Too many agency websites look like service menus. Strategy. Content. Events. None of it says why it matters. Build your brand around taste, values, and your creative passion points. You don’t need a massive budget. A zine, an artist collab, or an event with a specific edge can do the job.
The Sunshine Company does this beautifully. Its mantra says it all: Don’t interrupt the things people love—be the thing people love. That’s not just a slogan, it’s a whole strategy.
Think in headlines, not outputs. Great editorial starts with a hook. So should your work. What’s the idea behind it? Why does it matter now? If it wouldn’t get picked up by the culture section, ask yourself: Why are you making it?
The Gathery is a great example. The work is nimble, socially literate, and editorially sharp. No surprise—it was founded by former editors at Paper, so it moves with instinct and timing. It brings a magazine sensibility to everything from brand tone to cultural context.
Move like media. Fast, raw, relevant. If your take on a trend takes weeks to add to your deck, it’s already dead. Share your thinking. Publish your work. Add to the conversation in real time.
Made Thought does this well, and its bulletin is a master class. It’s sharp, personal, and thoughtful. That kind of thinking builds trust before a pitch even starts. Another exemplar, Matte Projects has a dedicated section on its website for happenings and inspiration.

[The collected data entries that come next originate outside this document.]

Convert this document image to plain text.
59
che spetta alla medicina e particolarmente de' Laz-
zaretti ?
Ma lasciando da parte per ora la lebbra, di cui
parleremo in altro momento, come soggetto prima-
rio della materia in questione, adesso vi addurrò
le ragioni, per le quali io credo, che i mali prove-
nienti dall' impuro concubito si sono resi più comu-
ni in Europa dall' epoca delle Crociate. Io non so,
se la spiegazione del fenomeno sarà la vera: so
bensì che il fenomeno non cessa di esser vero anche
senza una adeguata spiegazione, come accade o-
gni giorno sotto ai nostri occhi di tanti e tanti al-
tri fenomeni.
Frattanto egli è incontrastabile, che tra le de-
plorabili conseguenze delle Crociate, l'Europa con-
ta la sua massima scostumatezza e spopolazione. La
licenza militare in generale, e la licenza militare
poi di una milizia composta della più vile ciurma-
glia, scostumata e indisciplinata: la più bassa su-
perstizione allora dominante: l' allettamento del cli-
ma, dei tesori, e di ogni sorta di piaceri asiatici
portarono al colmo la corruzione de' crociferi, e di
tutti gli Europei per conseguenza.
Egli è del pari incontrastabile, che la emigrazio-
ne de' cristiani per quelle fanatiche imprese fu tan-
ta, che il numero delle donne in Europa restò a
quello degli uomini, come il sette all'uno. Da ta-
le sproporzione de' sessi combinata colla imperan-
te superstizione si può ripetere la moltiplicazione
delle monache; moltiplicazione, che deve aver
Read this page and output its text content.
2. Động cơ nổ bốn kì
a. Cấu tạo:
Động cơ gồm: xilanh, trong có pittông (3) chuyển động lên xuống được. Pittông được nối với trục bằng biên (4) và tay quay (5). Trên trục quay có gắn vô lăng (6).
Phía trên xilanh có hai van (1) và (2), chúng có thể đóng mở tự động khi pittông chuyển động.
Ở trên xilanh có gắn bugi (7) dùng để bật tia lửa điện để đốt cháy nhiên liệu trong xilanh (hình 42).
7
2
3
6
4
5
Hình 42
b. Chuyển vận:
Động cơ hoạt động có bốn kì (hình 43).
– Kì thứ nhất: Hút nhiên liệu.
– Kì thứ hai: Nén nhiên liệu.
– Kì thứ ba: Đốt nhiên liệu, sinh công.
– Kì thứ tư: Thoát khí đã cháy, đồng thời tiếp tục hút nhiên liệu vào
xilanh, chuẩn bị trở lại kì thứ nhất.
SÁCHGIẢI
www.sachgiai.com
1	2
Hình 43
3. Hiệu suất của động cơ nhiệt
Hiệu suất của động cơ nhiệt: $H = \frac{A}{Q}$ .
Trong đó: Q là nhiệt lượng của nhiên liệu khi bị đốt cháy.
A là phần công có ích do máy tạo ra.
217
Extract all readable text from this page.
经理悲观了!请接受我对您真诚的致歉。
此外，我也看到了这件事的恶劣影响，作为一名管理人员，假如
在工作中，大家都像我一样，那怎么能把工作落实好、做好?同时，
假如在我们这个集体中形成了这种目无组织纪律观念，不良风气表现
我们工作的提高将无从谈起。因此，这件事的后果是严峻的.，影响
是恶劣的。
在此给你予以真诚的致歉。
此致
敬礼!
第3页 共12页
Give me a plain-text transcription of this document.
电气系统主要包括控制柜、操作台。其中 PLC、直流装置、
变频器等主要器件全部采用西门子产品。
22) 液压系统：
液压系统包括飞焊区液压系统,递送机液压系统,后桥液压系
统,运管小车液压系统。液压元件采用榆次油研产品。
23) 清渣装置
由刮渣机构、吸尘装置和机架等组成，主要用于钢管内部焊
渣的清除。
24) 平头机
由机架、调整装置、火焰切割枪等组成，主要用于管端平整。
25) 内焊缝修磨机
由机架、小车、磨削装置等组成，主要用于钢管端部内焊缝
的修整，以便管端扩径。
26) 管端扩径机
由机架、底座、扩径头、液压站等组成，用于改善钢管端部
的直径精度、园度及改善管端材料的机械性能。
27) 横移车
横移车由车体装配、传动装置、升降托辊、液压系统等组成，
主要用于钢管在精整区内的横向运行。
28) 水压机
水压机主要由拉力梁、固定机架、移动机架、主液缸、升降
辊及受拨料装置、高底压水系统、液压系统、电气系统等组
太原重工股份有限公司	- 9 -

Be playful. Seriously, media brands know how to play. They experiment, try things out, and follow curiosity just to see where it leads. That sense of creative freedom is magnetic, and agencies could use more of it. Who are you trying to attract? What content, energy, would they want to engage with?
Take Slaps Creative in Barcelona. When it opened its new office, it threw a block party with the invite spread across its social channels. DJs, dancing, “free booze and beats,” community energy. That’s the kind of studio launch people remember. Agencies like Hot Sauce in London are showing how that energy translates; they’re sharp, culturally intuitive, and never shy of a strong POV. It’s no surprise its audience is growing as fast as its client list.
Brands want to work with agencies that make culture, not just wrap content around it. Find the ones with their own voice, their own taste, their own community—that are publishing, participating, and platforming the right people. And when you do, trust them. The work that cuts through might break from corporate-approved copy. Sometimes it feels a little rougher, a little riskier, more like real life. That’s the point. Let it breathe.